America was caught off guard by the attack on Pearl Harbor. America was worried about a Japanese invasion and knowing what Japan was capable of, they acted accordingly. The United States recalled all US standard notes on the islands and issued Emergency Issue Hawaii Notes. These notes looked very similar (design wise) to the current issued notes, but had surcharged “Hawaii” on the fronts and backs of the notes. These notes were Silver Certificates with Julian and Morgenthau signatures and brown seals instead of the normal blue. Not having the blue seal and surcharge made the notes very easy to distinguish from the standard issue. If Japan did invade Hawaii they could then deem all the surcharged Hawaii notes null. Japan would then be unable to use these captured dollars for their war fund.

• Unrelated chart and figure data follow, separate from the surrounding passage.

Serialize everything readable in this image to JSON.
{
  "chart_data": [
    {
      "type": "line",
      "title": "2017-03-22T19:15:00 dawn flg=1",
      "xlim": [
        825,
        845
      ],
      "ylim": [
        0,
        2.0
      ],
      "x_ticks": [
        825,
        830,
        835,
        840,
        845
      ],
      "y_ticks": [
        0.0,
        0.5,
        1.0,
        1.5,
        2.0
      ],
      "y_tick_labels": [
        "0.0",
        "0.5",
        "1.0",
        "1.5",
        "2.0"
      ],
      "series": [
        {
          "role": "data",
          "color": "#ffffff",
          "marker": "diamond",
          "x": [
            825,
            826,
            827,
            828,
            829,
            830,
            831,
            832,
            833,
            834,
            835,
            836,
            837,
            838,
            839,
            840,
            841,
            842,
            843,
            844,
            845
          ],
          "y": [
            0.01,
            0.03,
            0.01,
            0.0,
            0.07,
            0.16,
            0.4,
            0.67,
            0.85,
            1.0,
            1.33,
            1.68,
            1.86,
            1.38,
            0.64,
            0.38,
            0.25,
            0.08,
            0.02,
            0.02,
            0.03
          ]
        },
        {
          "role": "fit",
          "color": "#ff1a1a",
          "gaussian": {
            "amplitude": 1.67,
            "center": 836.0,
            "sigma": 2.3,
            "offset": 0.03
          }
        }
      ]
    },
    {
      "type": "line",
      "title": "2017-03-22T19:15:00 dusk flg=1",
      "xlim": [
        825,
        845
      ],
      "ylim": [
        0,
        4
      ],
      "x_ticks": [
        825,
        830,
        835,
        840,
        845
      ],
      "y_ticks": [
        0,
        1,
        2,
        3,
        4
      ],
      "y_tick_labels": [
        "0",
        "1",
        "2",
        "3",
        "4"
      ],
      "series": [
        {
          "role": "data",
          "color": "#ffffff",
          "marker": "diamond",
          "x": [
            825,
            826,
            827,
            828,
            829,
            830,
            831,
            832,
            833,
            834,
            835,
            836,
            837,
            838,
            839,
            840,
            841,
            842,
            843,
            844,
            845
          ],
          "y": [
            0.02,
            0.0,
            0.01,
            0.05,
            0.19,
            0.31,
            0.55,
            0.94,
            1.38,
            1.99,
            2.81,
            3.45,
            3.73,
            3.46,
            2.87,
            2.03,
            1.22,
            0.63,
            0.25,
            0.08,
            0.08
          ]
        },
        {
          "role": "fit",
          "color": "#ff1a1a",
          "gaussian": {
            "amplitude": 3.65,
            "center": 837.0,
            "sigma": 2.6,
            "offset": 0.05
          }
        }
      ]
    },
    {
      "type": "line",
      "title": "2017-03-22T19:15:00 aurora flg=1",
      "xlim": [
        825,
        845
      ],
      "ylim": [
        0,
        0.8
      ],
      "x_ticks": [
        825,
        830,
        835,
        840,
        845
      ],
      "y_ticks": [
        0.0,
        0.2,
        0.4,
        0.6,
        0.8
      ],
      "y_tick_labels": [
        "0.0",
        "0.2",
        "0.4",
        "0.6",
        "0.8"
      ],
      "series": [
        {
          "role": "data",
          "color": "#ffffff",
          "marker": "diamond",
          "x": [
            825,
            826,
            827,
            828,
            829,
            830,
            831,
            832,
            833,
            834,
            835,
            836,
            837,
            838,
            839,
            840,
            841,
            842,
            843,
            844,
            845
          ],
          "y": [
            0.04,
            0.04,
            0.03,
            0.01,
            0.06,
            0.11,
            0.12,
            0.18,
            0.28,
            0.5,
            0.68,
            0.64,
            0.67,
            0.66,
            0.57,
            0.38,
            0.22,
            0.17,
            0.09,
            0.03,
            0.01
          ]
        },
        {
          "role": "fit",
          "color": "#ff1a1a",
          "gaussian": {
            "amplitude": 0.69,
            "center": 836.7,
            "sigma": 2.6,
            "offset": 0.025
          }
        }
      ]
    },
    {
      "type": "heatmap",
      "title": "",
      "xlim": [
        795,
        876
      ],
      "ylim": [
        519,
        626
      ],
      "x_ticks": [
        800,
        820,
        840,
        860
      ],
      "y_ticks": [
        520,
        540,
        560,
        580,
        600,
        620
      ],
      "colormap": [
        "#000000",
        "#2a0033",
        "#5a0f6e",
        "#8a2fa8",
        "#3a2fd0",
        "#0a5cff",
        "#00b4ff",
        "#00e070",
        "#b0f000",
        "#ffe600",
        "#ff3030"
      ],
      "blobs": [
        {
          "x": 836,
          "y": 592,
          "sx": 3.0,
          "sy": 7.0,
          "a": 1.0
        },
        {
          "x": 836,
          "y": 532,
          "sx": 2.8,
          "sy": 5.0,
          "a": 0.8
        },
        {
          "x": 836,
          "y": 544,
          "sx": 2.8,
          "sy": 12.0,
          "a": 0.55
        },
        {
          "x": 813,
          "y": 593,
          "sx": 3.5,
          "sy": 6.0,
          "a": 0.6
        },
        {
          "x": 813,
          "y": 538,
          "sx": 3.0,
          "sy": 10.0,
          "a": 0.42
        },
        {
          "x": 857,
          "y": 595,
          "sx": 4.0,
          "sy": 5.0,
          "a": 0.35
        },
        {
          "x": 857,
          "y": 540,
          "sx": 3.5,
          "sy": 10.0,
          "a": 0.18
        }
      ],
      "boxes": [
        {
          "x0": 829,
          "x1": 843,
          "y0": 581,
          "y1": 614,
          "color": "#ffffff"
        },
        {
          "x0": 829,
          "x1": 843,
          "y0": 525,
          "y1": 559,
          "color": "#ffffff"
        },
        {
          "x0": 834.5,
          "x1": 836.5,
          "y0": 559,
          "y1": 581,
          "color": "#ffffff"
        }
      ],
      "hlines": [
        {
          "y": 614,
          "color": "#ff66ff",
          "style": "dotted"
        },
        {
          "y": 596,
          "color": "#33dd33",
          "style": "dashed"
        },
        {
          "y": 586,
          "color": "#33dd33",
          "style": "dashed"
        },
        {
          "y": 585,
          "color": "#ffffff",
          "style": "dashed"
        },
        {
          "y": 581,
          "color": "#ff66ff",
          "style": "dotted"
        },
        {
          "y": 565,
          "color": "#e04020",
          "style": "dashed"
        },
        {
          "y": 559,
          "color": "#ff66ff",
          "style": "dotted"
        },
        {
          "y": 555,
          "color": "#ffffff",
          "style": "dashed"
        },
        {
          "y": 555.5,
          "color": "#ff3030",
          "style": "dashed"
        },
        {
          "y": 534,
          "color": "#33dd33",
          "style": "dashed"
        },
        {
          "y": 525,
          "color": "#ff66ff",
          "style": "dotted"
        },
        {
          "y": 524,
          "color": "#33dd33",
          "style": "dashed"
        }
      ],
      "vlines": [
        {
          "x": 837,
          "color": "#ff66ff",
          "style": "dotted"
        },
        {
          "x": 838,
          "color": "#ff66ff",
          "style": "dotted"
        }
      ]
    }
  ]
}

As America advanced into North Africa for Operation Torch, it needed to be able to pay its troops. America designed a special currency to have cash on hand for its soldiers but also have the option to declare that money worthless in case of a mass capture. If a mass capture did occur, the Axis could use the captured money to help fuel their cause. The notes they developed to try and prevent this used Silver Certificates but with a lemon yellow seal instead of the normal blue one. These new yellow seal notes were given to American soldiers advancing into Africa and then later in Europe as the Allies advanced towards Germany.
The Island of Malta, between Europe and Africa, made for a strategic base of operation for both sides. The island, being over one hundred miles offshore, had most of its rations delivered by plane or boat. During World War II, supplies were scarce and hard to deliver so far offshore. The island's economy started to falter and supplies became more limited due to the pressure of Germany trying to take this keystone island. To answer this crisis, Malta began taking what notes it had on hand and surcharging them. This made for a very unique and crude note, showing just how much of an emergency it was to issue these notes.
Currency like this reminds us of our past, the challenges nations faced and the ingenuity they used in such trying times. An extensive amount of variety exists among emergency issued money, allowing for a substantial and unique collection to be sought after among collectors.
- Grove, Eric. (2011, February 17). The Siege of Malta in World War Two. Retrieved December 5, 2016, from http://www.bbc.co.uk/history/worldwars/wwtwo/siege_malta_01.shtml
- Schwan, Fred & Boling, Joseph E. (1995). World War II Remembered: History in Your Hands, a Numismatic Study First Edition. BNR Press.